Sa faiblesse naturelle fait de lui le pestiféré, et ses douze frères et sœurs l'empêchent de téter. Il se nourrit donc de la seule chose qu'offre une libraire : des livres. Mais bientôt, se nourrissant littéralement de mots, il se met à comprendre qu'il peut les lire, les concevoir et découvrir de fabuleuses histoires.
C'est ainsi que Firmin passe du stade de maigre raton rejeté à celui de rat de bibliothèque, qui au fil des semaines et des mois va se nourrir de littérature. Se rêver en chaque personnage, au point d'oublier lui même qu'aux yeux du monde il n'est qu'un rat.

« J'avais beau l'arborer bravement, ce déguisement obligatoire ne cessait de me démanger si bien que, à certaines périodes, je ne pouvais pas m'empêcher d'essayer d'en faire sauter les coutures à coups de dents. »

Et nous voilà plongés dans le combat mélancolique d'un rat qui veut être aimé, et par dessus tout être normal.

Page de couverture de dos de Firmin

Critique

Cette histoire m'a énormément émue. Je sais que je suis bon publique et qu'un histoire triste a de grandes chances de me plaire, mais celle-ci est écrite de manière très originale, et si on parvient à vraiment adhérer au style de l'auteur, ce livre promet quelques heures passionnantes.
Firmin arrive à nous donner envie de le suivre et de le soutenir dans son apprentissage du monde réel. Il est terriblement attachant et nous fait partager chacune de ses émotions avec un nombre étonnant de détails, comme ici quand notre héros raconte son traumatisme de n'avoir jamais pu réellement téter sa mère.

« Pour beaucoup, le désespoir se manifeste par un nœud à l'estomac, le sang qui se glace ou un haut -le-coeur, mais, pour moi, il s'accompagnera toujours de cette impression inoubliable : quelque chose qui glisse sur mes gencives et s'échappe de ma bouche. »

Un des points forts de ce livre, est que malgré l'histoire totalement surréaliste, l'auteur arrive à donner à Firmin une crédibilité. On rentre totalement dans le récit et à aucun moment le livre nous donne l'impression d'être un conte pour enfant où une fable de La Fontaine. Le texte est incisif !

« Le mot « infesté » m'intéresse assez.
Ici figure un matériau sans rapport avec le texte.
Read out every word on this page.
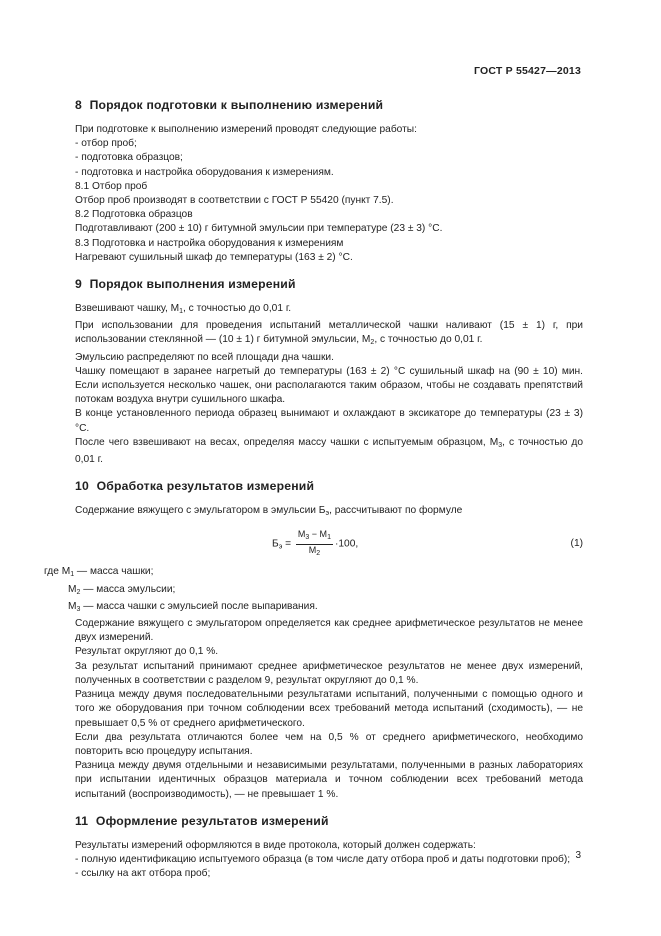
ГОСТ Р 55427—2013
8 Порядок подготовки к выполнению измерений

При подготовке к выполнению измерений проводят следующие работы:

- отбор проб;

- подготовка образцов;

- подготовка и настройка оборудования к измерениям.

8.1 Отбор проб

Отбор проб производят в соответствии с ГОСТ Р 55420 (пункт 7.5).

8.2 Подготовка образцов

Подготавливают (200 ± 10) г битумной эмульсии при температуре (23 ± 3) °С.

8.3 Подготовка и настройка оборудования к измерениям

Нагревают сушильный шкаф до температуры (163 ± 2) °С.

9 Порядок выполнения измерений

Взвешивают чашку, $М_1$, с точностью до 0,01 г.

При использовании для проведения испытаний металлической чашки наливают (15 ± 1) г, при использовании стеклянной — (10 ± 1) г битумной эмульсии, $М_2$, с точностью до 0,01 г.

Эмульсию распределяют по всей площади дна чашки.

Чашку помещают в заранее нагретый до температуры (163 ± 2) °С сушильный шкаф на (90 ± 10) мин. Если используется несколько чашек, они располагаются таким образом, чтобы не создавать препятствий потокам воздуха внутри сушильного шкафа.

В конце установленного периода образец вынимают и охлаждают в эксикаторе до температуры (23 ± 3) °С.

После чего взвешивают на весах, определяя массу чашки с испытуемым образцом, $М_3$, с точностью до 0,01 г.

10 Обработка результатов измерений

Содержание вяжущего с эмульгатором в эмульсии $Б_э$, рассчитывают по формуле

$Б_э = \frac{М_3 - М_1}{М_2} \cdot 100$,	(1)

где $М_1$ — масса чашки;

$М_2$ — масса эмульсии;

$М_3$ — масса чашки с эмульсией после выпаривания.

Содержание вяжущего с эмульгатором определяется как среднее арифметическое результатов не менее двух измерений.

Результат округляют до 0,1 %.

За результат испытаний принимают среднее арифметическое результатов не менее двух измерений, полученных в соответствии с разделом 9, результат округляют до 0,1 %.

Разница между двумя последовательными результатами испытаний, полученными с помощью одного и того же оборудования при точном соблюдении всех требований метода испытаний (сходимость), — не превышает 0,5 % от среднего арифметического.

Если два результата отличаются более чем на 0,5 % от среднего арифметического, необходимо повторить всю процедуру испытания.

Разница между двумя отдельными и независимыми результатами, полученными в разных лабораториях при испытании идентичных образцов материала и точном соблюдении всех требований метода испытаний (воспроизводимость), — не превышает 1 %.

11 Оформление результатов измерений

Результаты измерений оформляются в виде протокола, который должен содержать:

- полную идентификацию испытуемого образца (в том числе дату отбора проб и даты подготовки проб);

- ссылку на акт отбора проб;

3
Les gens normaux n'infestent pas, ils n'y arriveraient pas s'ils le voulaient. Seuls les puces, les rats et les juifs infestent. »

Je pense que le point faible de ce livre est qu'il ne ravira pas un large public. L'histoire se déroule sur fond de références littéraires qui lasseront les moins passionnés.

Conclusion

Consciente que ce livre n'est pas simple à lire, je n'irai pas jusqu'à vivement le conseiller. Mais si vous aimez lire, que vous aimez découvrir de nouvelle choses, ce livre est selon moi précurseur, et apporte une vision encore jamais explorée de l'écriture.
Caché derrière ses airs de livre pour adolescent, cette histoire révèle une dimension bien plus vaste et fait partager des moment particuliers.
Firmin est un personnage extrêmement attachant, et on ne peut pas finir ce livre sans penser à lui encore quelques heures.